When his mother was alive, the world had seemed full of light. The Christmas before she died, she had strung the outside of their house, in Jacksonville, with hundreds of white lights. Every night, the house lit up like a constellation, and they were all inside it together, the three of them. And they were happy.
Rob remembered, and as he remembered, he stepped into the motel room. He shook his head and scolded himself for opening his suitcase. Just thinking about all the things that were gone now seemed to make the darkness darker.
Rob sat out on the curb in front of the motel room and waited for Sistine to come back from using the phone. He had her green dress wrapped up in a grocery bag. He had tried to fold the dress up neatly, but folding a dress turned out to be an impossible task and he finally gave up.

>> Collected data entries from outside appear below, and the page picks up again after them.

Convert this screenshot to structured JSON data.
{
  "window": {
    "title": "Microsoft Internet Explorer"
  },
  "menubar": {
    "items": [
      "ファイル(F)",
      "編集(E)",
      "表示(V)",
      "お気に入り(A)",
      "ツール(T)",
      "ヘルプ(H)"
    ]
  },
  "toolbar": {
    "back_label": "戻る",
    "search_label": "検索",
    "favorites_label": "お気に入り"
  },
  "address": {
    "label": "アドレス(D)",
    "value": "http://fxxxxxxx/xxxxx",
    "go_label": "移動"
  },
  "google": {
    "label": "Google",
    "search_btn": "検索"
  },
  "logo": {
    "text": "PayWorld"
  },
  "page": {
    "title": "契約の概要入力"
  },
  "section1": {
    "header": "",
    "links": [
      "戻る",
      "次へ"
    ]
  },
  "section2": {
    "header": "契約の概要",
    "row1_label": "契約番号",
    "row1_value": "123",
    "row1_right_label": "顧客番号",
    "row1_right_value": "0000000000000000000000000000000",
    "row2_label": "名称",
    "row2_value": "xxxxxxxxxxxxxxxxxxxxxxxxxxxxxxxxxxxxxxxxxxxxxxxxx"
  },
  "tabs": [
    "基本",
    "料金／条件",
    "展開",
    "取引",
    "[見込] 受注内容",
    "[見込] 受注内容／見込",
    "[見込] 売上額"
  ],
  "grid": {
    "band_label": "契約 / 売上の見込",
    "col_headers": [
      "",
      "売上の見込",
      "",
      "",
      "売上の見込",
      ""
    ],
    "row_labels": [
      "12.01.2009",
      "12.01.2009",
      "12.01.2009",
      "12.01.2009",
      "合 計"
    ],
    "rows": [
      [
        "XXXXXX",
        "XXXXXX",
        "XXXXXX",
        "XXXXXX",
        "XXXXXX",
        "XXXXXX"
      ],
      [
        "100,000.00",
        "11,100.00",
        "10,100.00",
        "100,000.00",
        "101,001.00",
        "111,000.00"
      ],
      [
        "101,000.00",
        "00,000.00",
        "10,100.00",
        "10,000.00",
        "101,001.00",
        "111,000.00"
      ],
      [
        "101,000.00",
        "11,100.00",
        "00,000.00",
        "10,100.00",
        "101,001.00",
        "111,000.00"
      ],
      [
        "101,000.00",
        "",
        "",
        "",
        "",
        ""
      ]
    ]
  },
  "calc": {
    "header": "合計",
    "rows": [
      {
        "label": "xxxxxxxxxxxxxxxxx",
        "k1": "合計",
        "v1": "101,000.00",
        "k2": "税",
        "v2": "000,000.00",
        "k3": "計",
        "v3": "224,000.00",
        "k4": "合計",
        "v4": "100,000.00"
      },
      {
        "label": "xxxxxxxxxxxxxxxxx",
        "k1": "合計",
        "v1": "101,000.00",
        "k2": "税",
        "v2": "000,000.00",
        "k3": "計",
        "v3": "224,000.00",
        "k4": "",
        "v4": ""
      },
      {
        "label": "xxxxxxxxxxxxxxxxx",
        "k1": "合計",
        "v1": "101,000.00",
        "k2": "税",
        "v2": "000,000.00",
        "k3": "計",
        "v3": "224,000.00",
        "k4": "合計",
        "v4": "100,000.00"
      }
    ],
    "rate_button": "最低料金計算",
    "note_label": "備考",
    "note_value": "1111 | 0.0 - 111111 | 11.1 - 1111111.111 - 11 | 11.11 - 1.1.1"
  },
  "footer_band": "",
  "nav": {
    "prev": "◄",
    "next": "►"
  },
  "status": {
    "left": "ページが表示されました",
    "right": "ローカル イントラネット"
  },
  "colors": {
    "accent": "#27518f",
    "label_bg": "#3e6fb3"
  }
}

Now he held the bag out and away from him, so that the grease from the medicine on his legs would not stain it.
He was relieved when Sistine finally walked toward him out of the darkness. “Hey,” he said.
“Hi.” She sat down on the steps next to him. “How come you don’t have a phone?”
Rob shrugged. “Ain’t got nobody to call, I guess.”
“My mother’s coming to get me,” Sistine said.